Her little giggle took the wind right out of his sails and had him closing his eyes as he banged his head on the headboard of the hotel bed before running his hand over his eyes, pinching at his nose. "You got a hard on for me huh?"
"I hate you. I really fucking do." He growled and for a moment he truly thought he might mean it but just as briefly as that lie come life it died horribly knowing he couldn't keep it up. "It's over baby." He tried to keep his voice determined, if she noted even the slightest hint of weakness she'd attack with the ferocity of a lioness.
"No you don't, you love me Jon. I'm the only woman you have ever loved and I'm the only woman you ever will. If you want this to be over, you're going to have to say it to my face for me to ever believe it." When he heard the smile in her tone he closed his eyes and slammed his head back against the headboard once more. There was no point in trying to argue with her; they both knew it was true. She held a part of his soul that no other being on this planet or god in heaven could own.
"Kinda hard to do that baby when I'm all the way over here in Vegas and your…where are you anyway?" he questioned, his eyes briefly falling to the phone he pulls away from his ear trying to determine where the area code was from.
"If you could say it too my face, would you Jon? Would you really send me away and tell me to move one. To never call to hear my voice, to never drive by just to see if I still live there. You would really be able to?"
"Damn right." He growled, lying to the both of them but determined to make it true. He had to do this for her, had to let her go. There was a knock on his door, and at first he ignored it, instead focusing on the conversation it her. "I'd walk away and never look back." When there was another knock on the door he growled and gave it a glare before rolling out of the bed. "Hold on babe."
He paused mid step when he heard the click on the phone and sighed, his heart aching. He'd hurt her, so much that she actually gave up. She hadn't even told him goodbye. When another knock came he'd roar and toss his phone against the wall before throwing open the door with murder in his gaze. "What the fuck do you want?!" But then he was stunned speechless when his eyes drank in the sight of her standing there, phone in hand, tears on her cheeks with her luggage there at her feet.
She was more beautiful than any version of her he'd ever dreamed of, and when he saw her trembling lips as she held back…tears? Laughter? Fuck if he knew what it was all he knew was that he had to make them stop, had to wipe those tears away and swear never to bring them back even though they both knew he would.
"So say it," she said, more tears leaking from her luminous eyes as they glared at him. "Tell me to my face that you don't want me and so help me god I will walk away and never come back Jon." She vowed and when he stepped closer to her she took a step back holding out a hand to prevent him from coming any closer, knowing she wouldn't have the strength to leave if he touched her.
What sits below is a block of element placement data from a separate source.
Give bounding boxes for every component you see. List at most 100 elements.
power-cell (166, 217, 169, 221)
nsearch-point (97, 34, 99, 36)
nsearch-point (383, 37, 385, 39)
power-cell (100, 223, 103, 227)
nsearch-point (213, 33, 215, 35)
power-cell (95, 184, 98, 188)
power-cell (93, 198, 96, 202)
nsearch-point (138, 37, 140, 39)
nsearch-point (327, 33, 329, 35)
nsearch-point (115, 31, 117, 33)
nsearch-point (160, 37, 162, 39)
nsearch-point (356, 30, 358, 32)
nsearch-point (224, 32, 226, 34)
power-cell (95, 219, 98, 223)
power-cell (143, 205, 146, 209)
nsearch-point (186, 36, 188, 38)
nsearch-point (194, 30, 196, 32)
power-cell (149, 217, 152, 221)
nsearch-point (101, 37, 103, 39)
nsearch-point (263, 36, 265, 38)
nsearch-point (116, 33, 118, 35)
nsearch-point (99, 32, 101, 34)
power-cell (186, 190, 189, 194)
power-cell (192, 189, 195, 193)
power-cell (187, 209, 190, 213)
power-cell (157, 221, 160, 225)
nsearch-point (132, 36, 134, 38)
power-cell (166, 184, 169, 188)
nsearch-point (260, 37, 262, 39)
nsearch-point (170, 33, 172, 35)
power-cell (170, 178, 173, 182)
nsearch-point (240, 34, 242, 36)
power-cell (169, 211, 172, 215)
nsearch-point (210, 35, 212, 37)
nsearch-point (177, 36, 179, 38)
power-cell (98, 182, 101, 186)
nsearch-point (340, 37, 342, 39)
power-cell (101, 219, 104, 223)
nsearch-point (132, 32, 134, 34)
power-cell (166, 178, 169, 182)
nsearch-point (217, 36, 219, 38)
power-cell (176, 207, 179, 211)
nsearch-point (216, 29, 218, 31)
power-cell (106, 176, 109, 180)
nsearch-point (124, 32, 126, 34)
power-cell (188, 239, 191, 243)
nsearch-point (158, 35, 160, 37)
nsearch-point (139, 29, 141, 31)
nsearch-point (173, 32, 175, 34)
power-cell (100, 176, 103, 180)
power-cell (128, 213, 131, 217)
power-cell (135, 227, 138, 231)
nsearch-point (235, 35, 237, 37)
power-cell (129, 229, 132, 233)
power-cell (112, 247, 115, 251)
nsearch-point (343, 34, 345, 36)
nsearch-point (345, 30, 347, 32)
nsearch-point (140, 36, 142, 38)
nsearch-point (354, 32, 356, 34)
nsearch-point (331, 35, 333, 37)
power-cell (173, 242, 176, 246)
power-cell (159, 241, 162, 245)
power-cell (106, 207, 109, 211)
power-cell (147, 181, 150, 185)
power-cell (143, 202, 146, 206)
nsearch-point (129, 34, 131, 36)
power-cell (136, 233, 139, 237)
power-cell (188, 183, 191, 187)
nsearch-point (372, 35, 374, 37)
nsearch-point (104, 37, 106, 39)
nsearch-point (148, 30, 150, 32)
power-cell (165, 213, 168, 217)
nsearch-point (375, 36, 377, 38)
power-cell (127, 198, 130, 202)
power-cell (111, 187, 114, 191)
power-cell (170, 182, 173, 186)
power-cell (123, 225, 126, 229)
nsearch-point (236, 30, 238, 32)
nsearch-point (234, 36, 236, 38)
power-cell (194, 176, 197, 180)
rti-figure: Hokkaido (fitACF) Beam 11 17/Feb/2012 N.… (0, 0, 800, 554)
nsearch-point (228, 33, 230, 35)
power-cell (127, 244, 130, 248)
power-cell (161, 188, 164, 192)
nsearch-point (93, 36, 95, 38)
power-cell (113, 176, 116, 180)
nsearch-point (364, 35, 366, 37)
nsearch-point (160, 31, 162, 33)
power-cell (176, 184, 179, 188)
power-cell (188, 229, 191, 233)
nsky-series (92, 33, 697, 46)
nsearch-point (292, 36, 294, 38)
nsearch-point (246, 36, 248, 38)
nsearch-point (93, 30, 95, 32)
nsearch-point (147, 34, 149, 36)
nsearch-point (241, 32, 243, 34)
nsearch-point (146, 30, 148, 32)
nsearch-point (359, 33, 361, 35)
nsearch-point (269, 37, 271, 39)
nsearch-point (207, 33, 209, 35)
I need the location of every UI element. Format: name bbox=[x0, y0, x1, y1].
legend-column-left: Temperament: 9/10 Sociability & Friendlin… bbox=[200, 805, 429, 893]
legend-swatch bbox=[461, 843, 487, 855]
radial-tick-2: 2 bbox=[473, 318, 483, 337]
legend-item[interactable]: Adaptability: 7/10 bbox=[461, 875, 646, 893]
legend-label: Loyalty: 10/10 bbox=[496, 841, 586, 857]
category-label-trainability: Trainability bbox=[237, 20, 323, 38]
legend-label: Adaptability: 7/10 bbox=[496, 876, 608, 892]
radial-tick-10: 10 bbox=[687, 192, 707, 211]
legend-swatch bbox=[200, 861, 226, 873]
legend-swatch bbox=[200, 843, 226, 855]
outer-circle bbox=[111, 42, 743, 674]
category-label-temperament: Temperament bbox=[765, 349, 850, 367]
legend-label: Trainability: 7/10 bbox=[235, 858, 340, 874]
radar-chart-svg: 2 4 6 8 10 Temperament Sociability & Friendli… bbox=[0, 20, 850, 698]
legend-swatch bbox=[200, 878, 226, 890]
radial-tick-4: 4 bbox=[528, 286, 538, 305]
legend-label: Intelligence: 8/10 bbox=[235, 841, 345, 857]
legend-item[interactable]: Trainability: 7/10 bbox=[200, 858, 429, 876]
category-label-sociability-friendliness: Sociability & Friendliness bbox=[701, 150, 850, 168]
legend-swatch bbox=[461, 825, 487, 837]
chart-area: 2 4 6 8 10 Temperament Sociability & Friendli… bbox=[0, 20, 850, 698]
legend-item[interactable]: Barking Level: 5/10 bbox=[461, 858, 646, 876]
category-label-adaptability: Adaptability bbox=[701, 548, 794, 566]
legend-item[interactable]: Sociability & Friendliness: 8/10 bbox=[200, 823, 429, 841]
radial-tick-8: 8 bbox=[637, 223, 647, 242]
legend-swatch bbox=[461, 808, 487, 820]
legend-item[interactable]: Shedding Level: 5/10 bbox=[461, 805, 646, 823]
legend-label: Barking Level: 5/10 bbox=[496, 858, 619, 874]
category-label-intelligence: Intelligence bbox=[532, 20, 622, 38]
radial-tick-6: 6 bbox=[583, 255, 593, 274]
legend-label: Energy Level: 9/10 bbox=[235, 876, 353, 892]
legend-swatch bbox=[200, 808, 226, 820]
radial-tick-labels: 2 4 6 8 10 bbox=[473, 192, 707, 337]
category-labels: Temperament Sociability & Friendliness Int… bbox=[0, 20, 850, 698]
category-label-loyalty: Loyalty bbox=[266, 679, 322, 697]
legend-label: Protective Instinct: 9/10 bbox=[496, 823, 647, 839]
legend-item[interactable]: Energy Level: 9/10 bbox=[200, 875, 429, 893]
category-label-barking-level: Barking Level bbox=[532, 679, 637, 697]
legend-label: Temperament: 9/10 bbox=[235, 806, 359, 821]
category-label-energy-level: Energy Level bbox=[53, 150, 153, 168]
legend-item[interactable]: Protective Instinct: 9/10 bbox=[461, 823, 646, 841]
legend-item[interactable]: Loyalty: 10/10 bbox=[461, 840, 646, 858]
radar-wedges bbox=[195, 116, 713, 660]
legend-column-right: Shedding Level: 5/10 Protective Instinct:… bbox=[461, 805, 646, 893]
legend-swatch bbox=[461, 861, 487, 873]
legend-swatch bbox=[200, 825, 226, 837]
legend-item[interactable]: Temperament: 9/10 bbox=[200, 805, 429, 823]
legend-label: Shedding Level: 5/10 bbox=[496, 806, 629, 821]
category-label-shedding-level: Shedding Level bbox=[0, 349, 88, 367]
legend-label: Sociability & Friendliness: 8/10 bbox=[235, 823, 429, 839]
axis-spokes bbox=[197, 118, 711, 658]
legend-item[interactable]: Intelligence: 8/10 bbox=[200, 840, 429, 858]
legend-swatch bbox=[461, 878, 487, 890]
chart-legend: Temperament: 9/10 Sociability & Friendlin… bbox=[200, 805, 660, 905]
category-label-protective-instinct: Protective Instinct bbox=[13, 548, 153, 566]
That was too damn bad, because he was going to touch her, he was going to touch ever last inch of her and then he'd do it again just for the hell of it.
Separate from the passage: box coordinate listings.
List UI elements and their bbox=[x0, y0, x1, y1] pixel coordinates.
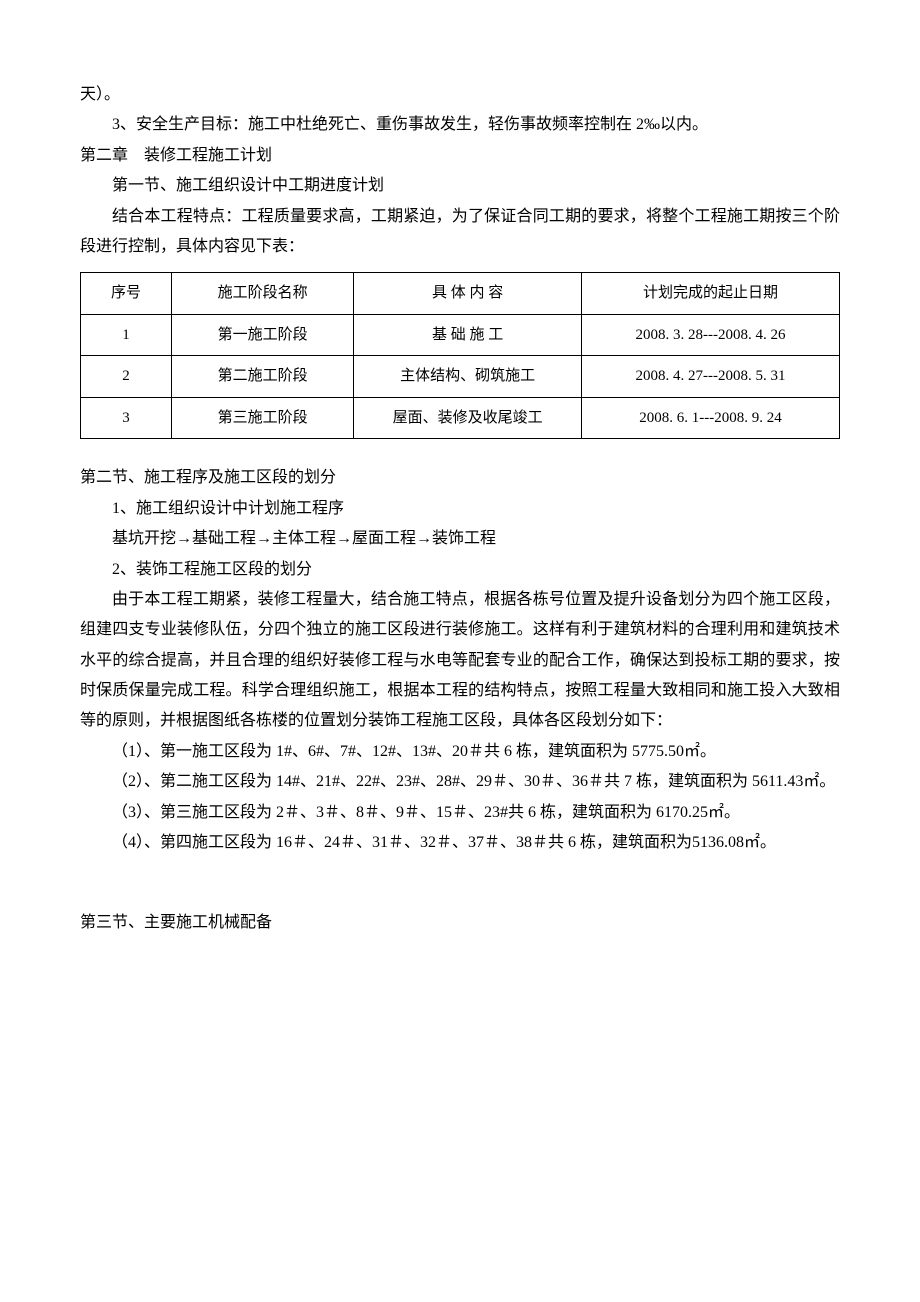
intro-line1: 天）。 bbox=[80, 80, 840, 110]
table-header-cell: 具 体 内 容 bbox=[354, 273, 582, 315]
section2-sub2: （2）、第二施工区段为 14#、21#、22#、23#、28#、29＃、30＃、… bbox=[80, 767, 840, 797]
table-row: 3 第三施工阶段 屋面、装修及收尾竣工 2008. 6. 1---2008. 9… bbox=[81, 397, 840, 439]
section2-item1-title: 1、施工组织设计中计划施工程序 bbox=[80, 494, 840, 524]
section2-item2-para: 由于本工程工期紧，装修工程量大，结合施工特点，根据各栋号位置及提升设备划分为四个… bbox=[80, 585, 840, 737]
table-cell: 2 bbox=[81, 356, 172, 398]
table-cell: 2008. 3. 28---2008. 4. 26 bbox=[581, 314, 839, 356]
schedule-table: 序号 施工阶段名称 具 体 内 容 计划完成的起止日期 1 第一施工阶段 基 础… bbox=[80, 272, 840, 439]
section2-sub3: （3）、第三施工区段为 2＃、3＃、8＃、9＃、15＃、23#共 6 栋，建筑面… bbox=[80, 798, 840, 828]
table-header-row: 序号 施工阶段名称 具 体 内 容 计划完成的起止日期 bbox=[81, 273, 840, 315]
table-cell: 第一施工阶段 bbox=[172, 314, 354, 356]
section2-title: 第二节、施工程序及施工区段的划分 bbox=[80, 463, 840, 493]
table-header-cell: 计划完成的起止日期 bbox=[581, 273, 839, 315]
table-header-cell: 施工阶段名称 bbox=[172, 273, 354, 315]
intro-line2: 3、安全生产目标：施工中杜绝死亡、重伤事故发生，轻伤事故频率控制在 2‰以内。 bbox=[80, 110, 840, 140]
section2-item2-title: 2、装饰工程施工区段的划分 bbox=[80, 555, 840, 585]
section3-title: 第三节、主要施工机械配备 bbox=[80, 908, 840, 938]
table-cell: 屋面、装修及收尾竣工 bbox=[354, 397, 582, 439]
section2-sub1: （1）、第一施工区段为 1#、6#、7#、12#、13#、20＃共 6 栋，建筑… bbox=[80, 737, 840, 767]
table-row: 1 第一施工阶段 基 础 施 工 2008. 3. 28---2008. 4. … bbox=[81, 314, 840, 356]
table-cell: 2008. 6. 1---2008. 9. 24 bbox=[581, 397, 839, 439]
table-cell: 2008. 4. 27---2008. 5. 31 bbox=[581, 356, 839, 398]
table-row: 2 第二施工阶段 主体结构、砌筑施工 2008. 4. 27---2008. 5… bbox=[81, 356, 840, 398]
table-header-cell: 序号 bbox=[81, 273, 172, 315]
table-cell: 主体结构、砌筑施工 bbox=[354, 356, 582, 398]
section1-para1: 结合本工程特点：工程质量要求高，工期紧迫，为了保证合同工期的要求，将整个工程施工… bbox=[80, 202, 840, 263]
section2-item1-content: 基坑开挖→基础工程→主体工程→屋面工程→装饰工程 bbox=[80, 524, 840, 554]
chapter2-title: 第二章 装修工程施工计划 bbox=[80, 141, 840, 171]
section2-sub4: （4）、第四施工区段为 16＃、24＃、31＃、32＃、37＃、38＃共 6 栋… bbox=[80, 828, 840, 858]
table-cell: 1 bbox=[81, 314, 172, 356]
table-cell: 基 础 施 工 bbox=[354, 314, 582, 356]
section1-title: 第一节、施工组织设计中工期进度计划 bbox=[80, 171, 840, 201]
table-cell: 第三施工阶段 bbox=[172, 397, 354, 439]
table-cell: 第二施工阶段 bbox=[172, 356, 354, 398]
table-cell: 3 bbox=[81, 397, 172, 439]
He took her hand and pulled her roughly against him, lavishing in the feel of her there in his arms right where she belonged. He took her chin and forced her head back so he could stare into tear filled eyes, could see the love and anguish there in their watery depths. He knew what he should do, knew what he had to do if he ever wanted to be a good man towards her. Yet right now he couldn't, he was a selfish prick and low life scum and he couldn't do it. "I'll say it tomorrow." He vowed before he would lift her up into his arms, his mouth devouring her sweet lips as he turned them and kicked the door closed behind him, he'd get those bags later.